Not entirely relevant i know and not saying this is the case here but the comments that all bullies would say that remind me of my friends confusion and shock at being accused of bullying by her tormentor. (I first met her between the rape and this accusation).

NotAgainYoda · 09/10/2017 20:52

mogon

Ok. That's fine. I wouldn't do it myself. They shouldn't have done it and she could be compounding that mistake.

Off to watch TV now

paranoidpammywhammy2 · 09/10/2017 20:53

A group of girls were caught bullying my daughter. One of the girl's blames my daughter for getting her into trouble. I was caught bullying you so it's your fault I'm in trouble was her initial mindset. Within a few weeks it changed into You lied to get me into trouble .

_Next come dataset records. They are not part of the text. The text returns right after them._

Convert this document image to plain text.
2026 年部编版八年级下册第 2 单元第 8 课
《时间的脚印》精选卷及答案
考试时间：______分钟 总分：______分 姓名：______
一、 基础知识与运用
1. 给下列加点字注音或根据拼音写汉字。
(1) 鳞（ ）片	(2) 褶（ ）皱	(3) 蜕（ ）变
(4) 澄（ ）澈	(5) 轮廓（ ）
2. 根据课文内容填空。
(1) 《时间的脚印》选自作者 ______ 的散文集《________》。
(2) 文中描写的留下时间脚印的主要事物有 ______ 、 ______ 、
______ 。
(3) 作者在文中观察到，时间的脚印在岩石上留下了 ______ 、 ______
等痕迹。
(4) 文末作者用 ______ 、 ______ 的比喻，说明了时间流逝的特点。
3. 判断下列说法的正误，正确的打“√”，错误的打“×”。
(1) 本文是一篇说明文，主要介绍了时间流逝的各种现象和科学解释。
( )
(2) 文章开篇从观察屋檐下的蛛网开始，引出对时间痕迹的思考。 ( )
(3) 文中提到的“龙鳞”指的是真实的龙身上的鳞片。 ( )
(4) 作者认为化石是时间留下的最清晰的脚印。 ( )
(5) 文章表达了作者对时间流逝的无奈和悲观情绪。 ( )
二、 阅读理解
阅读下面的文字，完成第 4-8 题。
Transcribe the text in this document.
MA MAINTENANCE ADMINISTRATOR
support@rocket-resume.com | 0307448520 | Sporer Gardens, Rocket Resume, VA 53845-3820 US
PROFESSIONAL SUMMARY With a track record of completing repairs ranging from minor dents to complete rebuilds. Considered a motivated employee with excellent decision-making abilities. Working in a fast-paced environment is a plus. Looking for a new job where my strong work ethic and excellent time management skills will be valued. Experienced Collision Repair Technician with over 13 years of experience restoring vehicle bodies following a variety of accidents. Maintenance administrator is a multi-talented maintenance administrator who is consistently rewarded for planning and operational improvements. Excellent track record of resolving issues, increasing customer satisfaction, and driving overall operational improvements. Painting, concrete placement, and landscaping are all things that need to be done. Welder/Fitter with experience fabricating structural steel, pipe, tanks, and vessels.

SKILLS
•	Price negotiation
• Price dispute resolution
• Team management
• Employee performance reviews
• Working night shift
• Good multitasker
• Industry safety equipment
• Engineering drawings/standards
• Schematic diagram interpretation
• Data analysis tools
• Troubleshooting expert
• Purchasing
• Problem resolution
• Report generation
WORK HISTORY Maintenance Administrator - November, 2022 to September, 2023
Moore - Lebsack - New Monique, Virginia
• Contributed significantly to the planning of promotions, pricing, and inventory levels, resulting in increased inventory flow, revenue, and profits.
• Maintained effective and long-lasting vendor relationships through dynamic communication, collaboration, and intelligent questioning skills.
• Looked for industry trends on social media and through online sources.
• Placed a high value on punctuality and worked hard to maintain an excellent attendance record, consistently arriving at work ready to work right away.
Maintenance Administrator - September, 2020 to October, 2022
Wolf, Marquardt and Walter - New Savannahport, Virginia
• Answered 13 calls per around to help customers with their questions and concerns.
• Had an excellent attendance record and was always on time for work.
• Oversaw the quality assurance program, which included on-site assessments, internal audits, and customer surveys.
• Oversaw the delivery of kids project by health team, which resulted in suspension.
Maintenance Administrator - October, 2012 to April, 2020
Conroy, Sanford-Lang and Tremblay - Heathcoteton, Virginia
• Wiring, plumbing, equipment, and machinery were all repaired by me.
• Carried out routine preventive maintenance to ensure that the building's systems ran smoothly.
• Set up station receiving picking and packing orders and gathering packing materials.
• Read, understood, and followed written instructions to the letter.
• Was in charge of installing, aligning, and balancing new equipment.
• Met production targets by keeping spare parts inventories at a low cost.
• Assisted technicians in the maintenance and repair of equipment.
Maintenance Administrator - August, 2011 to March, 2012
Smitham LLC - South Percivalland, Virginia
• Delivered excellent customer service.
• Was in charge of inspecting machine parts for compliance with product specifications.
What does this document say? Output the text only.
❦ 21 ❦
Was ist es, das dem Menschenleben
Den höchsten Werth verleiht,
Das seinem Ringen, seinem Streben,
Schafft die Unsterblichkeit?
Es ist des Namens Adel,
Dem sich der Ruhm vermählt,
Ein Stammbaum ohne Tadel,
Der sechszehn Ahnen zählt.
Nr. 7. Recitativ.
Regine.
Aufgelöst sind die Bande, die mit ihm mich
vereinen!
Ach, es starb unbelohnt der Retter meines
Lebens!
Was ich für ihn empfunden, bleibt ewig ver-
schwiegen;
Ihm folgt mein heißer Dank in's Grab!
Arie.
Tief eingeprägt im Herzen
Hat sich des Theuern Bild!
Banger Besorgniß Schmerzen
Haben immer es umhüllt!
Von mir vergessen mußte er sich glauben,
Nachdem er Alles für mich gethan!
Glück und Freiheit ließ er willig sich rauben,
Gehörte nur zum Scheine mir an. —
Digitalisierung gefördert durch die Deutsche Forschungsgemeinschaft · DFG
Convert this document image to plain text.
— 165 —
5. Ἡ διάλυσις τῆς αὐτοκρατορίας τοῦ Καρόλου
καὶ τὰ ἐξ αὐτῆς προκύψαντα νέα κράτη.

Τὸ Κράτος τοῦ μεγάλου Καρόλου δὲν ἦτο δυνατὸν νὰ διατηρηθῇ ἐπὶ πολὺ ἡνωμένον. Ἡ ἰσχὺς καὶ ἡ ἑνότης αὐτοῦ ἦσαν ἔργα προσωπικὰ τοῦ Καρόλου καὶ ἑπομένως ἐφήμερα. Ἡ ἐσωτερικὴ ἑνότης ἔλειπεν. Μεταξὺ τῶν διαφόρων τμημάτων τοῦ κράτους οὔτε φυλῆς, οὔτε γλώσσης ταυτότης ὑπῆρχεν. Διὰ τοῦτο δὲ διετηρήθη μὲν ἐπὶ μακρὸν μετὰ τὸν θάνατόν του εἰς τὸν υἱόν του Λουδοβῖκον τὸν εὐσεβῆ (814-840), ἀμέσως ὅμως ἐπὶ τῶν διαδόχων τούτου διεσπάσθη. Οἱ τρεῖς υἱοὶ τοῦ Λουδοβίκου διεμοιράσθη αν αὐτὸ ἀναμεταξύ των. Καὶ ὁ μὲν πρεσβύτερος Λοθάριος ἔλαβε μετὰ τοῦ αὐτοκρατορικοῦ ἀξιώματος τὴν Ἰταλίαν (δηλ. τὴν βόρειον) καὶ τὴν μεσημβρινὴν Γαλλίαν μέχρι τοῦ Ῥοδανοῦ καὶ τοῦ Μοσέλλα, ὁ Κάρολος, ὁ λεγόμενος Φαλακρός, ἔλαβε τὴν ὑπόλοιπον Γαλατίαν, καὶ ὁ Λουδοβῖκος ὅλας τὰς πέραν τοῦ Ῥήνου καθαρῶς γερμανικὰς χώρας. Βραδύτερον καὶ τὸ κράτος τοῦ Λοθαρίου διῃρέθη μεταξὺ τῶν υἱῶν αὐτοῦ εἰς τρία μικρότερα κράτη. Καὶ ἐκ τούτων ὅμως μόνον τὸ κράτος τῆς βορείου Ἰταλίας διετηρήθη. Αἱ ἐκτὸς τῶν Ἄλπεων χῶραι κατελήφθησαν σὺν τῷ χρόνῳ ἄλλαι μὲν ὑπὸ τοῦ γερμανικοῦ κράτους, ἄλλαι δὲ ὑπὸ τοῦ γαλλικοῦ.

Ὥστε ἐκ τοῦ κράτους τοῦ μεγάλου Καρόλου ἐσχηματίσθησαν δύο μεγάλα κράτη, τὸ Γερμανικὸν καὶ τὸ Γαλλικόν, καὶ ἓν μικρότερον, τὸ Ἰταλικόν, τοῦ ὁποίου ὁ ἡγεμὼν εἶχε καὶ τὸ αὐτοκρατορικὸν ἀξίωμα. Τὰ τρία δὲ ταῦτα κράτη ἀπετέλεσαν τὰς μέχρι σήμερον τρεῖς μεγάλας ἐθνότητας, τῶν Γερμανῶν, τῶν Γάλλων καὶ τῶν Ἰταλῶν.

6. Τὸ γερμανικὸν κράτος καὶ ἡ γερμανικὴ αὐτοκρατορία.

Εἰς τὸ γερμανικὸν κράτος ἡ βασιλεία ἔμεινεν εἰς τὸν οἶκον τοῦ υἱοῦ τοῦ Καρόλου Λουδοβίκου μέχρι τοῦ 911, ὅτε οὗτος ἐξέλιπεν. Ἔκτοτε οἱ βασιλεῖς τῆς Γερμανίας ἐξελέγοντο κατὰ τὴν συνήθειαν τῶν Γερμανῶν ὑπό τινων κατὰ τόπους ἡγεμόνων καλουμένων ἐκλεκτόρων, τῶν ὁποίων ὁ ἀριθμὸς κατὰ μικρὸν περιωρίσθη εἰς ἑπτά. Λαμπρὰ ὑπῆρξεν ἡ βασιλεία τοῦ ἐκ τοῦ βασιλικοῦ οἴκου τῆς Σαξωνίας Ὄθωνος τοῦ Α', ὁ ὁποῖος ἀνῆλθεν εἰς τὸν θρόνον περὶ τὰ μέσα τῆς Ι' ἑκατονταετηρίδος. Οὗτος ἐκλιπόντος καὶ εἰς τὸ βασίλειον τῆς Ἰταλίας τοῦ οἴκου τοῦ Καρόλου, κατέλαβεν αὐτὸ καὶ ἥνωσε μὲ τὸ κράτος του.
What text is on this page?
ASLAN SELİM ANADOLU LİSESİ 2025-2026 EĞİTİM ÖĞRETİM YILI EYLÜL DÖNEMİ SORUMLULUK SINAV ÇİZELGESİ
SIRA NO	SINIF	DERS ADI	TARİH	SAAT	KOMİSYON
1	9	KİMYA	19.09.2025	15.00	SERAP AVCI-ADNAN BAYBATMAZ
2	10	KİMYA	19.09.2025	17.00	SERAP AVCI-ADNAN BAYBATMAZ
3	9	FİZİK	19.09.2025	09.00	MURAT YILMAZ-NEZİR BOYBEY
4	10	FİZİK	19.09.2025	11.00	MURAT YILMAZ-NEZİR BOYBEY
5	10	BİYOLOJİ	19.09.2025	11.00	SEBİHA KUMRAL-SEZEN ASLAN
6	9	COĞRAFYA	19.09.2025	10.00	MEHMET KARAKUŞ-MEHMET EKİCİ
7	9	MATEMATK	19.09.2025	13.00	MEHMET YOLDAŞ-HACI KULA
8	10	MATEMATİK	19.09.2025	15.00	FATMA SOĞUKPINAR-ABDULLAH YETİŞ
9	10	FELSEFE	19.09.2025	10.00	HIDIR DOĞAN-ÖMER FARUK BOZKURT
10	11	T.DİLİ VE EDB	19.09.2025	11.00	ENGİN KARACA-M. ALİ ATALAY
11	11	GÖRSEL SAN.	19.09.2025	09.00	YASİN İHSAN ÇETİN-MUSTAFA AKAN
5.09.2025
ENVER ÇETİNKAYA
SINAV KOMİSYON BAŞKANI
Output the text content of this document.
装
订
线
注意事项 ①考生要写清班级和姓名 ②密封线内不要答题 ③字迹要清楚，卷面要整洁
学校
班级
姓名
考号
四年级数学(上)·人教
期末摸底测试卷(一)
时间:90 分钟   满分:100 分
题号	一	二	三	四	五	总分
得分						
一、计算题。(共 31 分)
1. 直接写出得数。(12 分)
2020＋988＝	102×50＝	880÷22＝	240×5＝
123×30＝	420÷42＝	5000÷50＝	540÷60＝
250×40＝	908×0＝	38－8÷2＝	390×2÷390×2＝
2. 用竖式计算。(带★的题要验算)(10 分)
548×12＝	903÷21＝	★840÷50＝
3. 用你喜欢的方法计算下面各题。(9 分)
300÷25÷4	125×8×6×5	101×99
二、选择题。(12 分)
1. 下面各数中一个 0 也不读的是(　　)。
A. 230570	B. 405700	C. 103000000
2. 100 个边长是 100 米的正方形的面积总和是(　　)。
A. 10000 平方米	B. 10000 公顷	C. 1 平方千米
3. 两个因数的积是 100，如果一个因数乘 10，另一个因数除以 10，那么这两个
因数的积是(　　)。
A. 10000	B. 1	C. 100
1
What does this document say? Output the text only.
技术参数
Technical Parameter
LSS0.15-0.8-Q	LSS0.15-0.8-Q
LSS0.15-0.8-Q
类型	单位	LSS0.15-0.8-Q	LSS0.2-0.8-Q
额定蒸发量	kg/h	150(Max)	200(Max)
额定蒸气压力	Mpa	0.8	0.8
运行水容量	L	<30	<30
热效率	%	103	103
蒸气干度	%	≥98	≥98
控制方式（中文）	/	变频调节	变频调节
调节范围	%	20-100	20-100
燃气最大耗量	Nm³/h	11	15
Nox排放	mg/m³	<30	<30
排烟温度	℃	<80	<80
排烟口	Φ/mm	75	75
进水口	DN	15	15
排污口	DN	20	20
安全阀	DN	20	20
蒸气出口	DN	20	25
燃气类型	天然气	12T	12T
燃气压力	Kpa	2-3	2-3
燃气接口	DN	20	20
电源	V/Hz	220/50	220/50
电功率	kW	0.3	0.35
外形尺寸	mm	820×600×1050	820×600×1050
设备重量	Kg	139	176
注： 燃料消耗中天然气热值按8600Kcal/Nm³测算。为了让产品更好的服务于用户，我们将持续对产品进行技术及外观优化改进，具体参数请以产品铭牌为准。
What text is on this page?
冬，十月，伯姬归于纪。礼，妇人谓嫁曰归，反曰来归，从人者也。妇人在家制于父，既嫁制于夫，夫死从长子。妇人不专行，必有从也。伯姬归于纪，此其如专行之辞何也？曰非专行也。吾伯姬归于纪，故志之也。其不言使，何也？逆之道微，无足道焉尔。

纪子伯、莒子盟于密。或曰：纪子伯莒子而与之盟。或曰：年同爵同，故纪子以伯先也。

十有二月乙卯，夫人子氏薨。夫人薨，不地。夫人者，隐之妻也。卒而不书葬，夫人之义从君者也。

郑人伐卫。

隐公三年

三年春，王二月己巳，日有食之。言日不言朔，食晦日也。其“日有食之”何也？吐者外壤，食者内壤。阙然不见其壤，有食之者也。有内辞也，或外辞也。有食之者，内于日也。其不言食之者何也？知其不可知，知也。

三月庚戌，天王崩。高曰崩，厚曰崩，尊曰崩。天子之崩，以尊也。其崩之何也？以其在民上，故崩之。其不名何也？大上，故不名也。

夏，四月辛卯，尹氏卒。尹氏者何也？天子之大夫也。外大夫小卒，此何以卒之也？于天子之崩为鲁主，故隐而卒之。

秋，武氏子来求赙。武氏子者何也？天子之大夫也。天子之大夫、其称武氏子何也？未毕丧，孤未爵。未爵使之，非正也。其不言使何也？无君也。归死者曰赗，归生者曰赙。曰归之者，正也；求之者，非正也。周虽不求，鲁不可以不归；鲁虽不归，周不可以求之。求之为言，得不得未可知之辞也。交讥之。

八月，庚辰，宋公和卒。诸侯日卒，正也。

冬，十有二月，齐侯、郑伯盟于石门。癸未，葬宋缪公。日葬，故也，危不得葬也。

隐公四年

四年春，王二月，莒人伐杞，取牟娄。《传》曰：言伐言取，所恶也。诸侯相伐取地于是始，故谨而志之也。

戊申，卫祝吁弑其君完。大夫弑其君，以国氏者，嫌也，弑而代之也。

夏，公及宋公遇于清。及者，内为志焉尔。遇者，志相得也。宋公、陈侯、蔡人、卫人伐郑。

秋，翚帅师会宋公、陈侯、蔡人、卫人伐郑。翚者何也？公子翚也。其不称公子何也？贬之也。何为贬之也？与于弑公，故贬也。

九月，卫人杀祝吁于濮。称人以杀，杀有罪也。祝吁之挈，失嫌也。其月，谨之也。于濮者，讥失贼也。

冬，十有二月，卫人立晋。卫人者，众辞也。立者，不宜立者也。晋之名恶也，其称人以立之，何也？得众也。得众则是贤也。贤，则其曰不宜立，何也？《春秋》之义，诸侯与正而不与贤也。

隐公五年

The girl's parents felt their daughter was being victimised by the school. Their daughter was very upset about her punishment. There was more bullying of other children. The parents have removed her from the school.

I can't believe the girl or her parents really believe it's everyone else's fault. The self-delusion is baffling.

NotAgainYoda · 09/10/2017 20:53

... I work in a school.

mogonfoxnight · 09/10/2017 20:55

notagainyoda I had assumed that the OP wanted to help her daughter be happy, get on with others, manage feelings, etc. Not sure where "not guilty" comes in?

ZerbaPadnaTigre · 09/10/2017 21:00

I've seen grown adults willingly engaging in banter and it ending in tears when somebody takes it too far. It doesn't have to be either DD is a bully or the other girl is lying. It's possible for words to cause hurt without that being the intention. That's why OP really needs to find out exactly what's been said.

Ttbb · 09/10/2017 22:04

What a bunch of twats. You should advise your daughter that a lot of people of her generation and their parents are incredibly oversensitive so it is wise to just avoid these kinds of people and to mind one's manners (I.e. Don't make observations about people that you don't know intimately).

NotAgainYoda · 10/10/2017 06:31

Look at the last sentence of the OP

Pengggwn · 10/10/2017 06:42

This reply has been deleted

Message withdrawn at poster's request.

Lelloteddy · 10/10/2017 07:11

The best way for your daughter to be able to refute these allegations is to stop any contact with the other child. I think you need to make it VERY clear to her that if she approaches her again, in an attempt to clear her name, she is adding weight to the accusations against her. Tell her to steer clear. And hopefully that will be the end of it.